Earthy peasant to ethereal spirit, Giselle is one of the most challenging roles for a dancer and Agnes Oaks partnered by her husband Thomas Edur as Albrecht excelled in this welcome return of English National Ballet’s long-standing production. Doing the steps is only part of Giselle’s task, it is her acting ability including the mad scene and transformation from a human into a spirit that taxes the performer.
Agnes Oakes gave a star ballerina performance which appealed to the heartstrings as well as those with a technical eye for detail. Thomas Edur did not fail her as a partner presenting a believable character in his love and last act remorse with a sense of the dramatic. This partnership is a draw for audiences but there are also other interesting castings during this run.

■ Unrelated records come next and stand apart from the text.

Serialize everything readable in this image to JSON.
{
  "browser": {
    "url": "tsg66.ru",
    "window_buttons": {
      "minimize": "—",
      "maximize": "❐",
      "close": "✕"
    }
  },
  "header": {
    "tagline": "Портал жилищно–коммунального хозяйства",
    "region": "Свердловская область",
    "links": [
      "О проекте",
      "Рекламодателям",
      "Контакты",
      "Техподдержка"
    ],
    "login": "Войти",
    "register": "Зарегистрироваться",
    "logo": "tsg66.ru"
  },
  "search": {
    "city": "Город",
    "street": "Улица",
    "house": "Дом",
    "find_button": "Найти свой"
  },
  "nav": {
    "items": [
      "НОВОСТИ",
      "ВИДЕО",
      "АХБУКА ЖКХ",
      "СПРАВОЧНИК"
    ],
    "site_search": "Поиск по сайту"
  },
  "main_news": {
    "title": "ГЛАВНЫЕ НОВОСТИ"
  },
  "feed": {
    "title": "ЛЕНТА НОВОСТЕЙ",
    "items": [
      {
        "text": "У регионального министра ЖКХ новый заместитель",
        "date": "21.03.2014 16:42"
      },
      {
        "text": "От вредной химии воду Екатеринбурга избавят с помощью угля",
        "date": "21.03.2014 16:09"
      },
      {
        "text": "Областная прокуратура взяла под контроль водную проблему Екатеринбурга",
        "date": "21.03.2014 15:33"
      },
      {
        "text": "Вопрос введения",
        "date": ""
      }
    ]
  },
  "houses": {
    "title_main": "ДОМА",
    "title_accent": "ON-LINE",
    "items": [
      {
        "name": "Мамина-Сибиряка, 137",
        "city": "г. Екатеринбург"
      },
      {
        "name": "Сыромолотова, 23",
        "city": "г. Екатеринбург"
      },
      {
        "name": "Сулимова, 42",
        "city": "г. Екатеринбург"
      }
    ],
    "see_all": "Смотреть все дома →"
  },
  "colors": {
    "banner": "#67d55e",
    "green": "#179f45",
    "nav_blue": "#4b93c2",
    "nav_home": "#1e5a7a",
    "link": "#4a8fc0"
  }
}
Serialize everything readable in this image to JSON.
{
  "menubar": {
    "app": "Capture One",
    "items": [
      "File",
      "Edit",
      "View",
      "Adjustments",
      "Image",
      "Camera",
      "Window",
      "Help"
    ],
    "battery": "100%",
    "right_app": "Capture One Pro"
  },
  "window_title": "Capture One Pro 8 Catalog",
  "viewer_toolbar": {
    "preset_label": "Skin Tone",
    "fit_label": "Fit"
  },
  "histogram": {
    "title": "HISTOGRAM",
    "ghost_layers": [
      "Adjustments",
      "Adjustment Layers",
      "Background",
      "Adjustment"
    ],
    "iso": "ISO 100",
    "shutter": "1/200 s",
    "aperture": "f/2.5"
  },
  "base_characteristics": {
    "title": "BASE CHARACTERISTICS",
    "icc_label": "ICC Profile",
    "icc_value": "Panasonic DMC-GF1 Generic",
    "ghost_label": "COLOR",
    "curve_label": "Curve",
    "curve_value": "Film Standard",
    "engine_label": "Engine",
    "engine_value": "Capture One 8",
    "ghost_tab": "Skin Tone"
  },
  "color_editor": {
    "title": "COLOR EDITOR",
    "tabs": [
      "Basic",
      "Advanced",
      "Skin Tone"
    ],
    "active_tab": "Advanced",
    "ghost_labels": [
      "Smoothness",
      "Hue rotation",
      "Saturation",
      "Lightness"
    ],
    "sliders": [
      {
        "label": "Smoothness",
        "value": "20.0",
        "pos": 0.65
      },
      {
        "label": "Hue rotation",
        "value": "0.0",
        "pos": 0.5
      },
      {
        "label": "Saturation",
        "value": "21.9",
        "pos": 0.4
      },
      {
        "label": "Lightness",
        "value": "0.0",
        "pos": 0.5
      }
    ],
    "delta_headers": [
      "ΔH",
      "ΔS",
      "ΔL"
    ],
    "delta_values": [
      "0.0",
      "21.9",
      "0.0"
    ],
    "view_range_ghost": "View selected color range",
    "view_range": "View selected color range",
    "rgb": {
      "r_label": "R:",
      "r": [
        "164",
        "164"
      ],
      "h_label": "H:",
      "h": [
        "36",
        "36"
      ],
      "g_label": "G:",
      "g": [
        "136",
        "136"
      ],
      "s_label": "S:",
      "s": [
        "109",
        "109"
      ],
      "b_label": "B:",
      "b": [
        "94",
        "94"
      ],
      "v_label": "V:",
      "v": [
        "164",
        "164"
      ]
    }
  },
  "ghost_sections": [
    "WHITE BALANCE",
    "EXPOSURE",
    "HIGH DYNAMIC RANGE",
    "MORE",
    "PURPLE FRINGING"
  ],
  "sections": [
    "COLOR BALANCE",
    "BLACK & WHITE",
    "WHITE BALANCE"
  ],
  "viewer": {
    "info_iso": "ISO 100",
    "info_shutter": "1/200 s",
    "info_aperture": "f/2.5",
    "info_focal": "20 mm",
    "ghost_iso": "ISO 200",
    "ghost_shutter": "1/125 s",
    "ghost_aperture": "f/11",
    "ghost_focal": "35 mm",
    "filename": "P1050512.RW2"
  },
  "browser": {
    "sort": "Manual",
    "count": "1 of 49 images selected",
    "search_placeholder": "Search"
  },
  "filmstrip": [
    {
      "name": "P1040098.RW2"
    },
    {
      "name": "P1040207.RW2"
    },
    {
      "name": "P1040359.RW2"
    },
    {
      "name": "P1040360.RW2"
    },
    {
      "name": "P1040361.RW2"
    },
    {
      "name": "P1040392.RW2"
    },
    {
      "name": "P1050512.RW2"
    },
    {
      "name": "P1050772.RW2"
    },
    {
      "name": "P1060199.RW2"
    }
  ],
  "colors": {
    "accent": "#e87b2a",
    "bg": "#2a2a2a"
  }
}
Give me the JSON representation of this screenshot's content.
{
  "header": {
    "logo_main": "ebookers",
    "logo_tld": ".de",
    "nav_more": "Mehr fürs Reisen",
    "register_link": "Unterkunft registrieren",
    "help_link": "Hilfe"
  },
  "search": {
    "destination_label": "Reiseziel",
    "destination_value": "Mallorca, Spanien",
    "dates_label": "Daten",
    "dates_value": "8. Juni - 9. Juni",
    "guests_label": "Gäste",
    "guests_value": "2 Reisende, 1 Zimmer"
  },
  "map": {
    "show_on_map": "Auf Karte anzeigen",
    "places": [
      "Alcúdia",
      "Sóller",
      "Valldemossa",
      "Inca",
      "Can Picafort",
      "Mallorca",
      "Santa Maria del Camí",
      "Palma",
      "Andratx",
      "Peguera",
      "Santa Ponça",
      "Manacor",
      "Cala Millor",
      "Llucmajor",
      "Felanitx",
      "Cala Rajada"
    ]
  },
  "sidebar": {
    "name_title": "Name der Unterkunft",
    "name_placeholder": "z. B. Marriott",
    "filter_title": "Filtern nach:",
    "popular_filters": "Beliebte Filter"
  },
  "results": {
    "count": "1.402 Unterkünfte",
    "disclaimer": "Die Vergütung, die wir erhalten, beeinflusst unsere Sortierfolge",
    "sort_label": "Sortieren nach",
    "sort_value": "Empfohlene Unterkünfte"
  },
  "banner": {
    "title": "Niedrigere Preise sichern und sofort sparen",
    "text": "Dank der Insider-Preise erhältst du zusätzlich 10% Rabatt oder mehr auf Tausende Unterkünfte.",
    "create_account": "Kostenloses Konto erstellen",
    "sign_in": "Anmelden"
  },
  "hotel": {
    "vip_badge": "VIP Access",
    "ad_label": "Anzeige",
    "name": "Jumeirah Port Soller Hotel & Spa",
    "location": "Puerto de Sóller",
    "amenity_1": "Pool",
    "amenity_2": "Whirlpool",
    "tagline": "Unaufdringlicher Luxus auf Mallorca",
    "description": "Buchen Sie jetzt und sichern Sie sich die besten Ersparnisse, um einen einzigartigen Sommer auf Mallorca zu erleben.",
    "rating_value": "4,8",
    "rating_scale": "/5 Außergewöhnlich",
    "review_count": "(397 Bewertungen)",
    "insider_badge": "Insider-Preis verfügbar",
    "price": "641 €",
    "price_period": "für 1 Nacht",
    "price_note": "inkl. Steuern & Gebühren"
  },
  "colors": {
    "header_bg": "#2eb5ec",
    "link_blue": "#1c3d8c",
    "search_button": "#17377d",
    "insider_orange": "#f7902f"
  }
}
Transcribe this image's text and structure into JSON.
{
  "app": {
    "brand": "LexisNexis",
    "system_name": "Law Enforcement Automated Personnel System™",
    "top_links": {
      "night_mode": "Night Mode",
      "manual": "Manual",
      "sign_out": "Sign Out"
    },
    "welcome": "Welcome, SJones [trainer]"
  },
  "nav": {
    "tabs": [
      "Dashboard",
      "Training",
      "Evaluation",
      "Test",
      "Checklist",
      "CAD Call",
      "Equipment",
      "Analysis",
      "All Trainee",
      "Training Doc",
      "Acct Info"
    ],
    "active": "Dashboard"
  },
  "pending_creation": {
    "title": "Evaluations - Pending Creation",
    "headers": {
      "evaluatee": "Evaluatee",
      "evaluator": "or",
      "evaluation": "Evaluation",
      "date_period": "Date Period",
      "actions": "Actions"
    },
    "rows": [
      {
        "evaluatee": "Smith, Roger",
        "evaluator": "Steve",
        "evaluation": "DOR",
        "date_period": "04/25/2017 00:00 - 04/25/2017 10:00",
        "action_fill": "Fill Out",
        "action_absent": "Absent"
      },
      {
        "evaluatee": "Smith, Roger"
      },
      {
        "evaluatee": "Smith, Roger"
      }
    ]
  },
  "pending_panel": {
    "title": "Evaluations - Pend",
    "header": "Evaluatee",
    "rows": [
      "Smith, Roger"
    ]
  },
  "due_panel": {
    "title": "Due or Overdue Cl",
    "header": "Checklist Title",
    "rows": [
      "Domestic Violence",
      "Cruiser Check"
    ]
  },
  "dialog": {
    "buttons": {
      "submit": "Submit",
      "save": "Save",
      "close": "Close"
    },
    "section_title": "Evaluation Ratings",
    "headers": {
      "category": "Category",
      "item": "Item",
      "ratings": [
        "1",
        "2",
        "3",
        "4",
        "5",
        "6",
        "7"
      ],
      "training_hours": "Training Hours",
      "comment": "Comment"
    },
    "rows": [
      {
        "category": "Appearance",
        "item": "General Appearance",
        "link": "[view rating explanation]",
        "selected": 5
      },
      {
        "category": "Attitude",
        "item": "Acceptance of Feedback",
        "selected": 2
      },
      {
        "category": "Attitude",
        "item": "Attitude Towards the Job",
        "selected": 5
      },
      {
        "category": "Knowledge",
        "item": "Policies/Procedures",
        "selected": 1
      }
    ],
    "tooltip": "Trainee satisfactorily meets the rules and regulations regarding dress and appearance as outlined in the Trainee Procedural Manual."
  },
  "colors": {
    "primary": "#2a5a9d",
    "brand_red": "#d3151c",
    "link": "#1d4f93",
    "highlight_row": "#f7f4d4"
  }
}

Joyful rustic dancing at the wine festival by the excellent dancers of ENB contrasted in Act II with the well rehearsed controlled coolness of the disturbed spirits, the Wilis. Sarah Mcllroy gave a performance that had all the chilling cruelty the role of Myrtha demands ably supported by Adela Ramirez as Zulma and the Moyna of Fernanda Oliveira.
David Walker’s designs ensured the rustic setting was enchanting and the forest spooky with David Mohr’s recreated lighting. Martin West securely conducted the ENB orchestra in Adolphe Adam’s score. Dating from 1841 this ballet and this 36-year-old production has stood the test of time remaining popular with audiences. Well worth seeing or seeing again.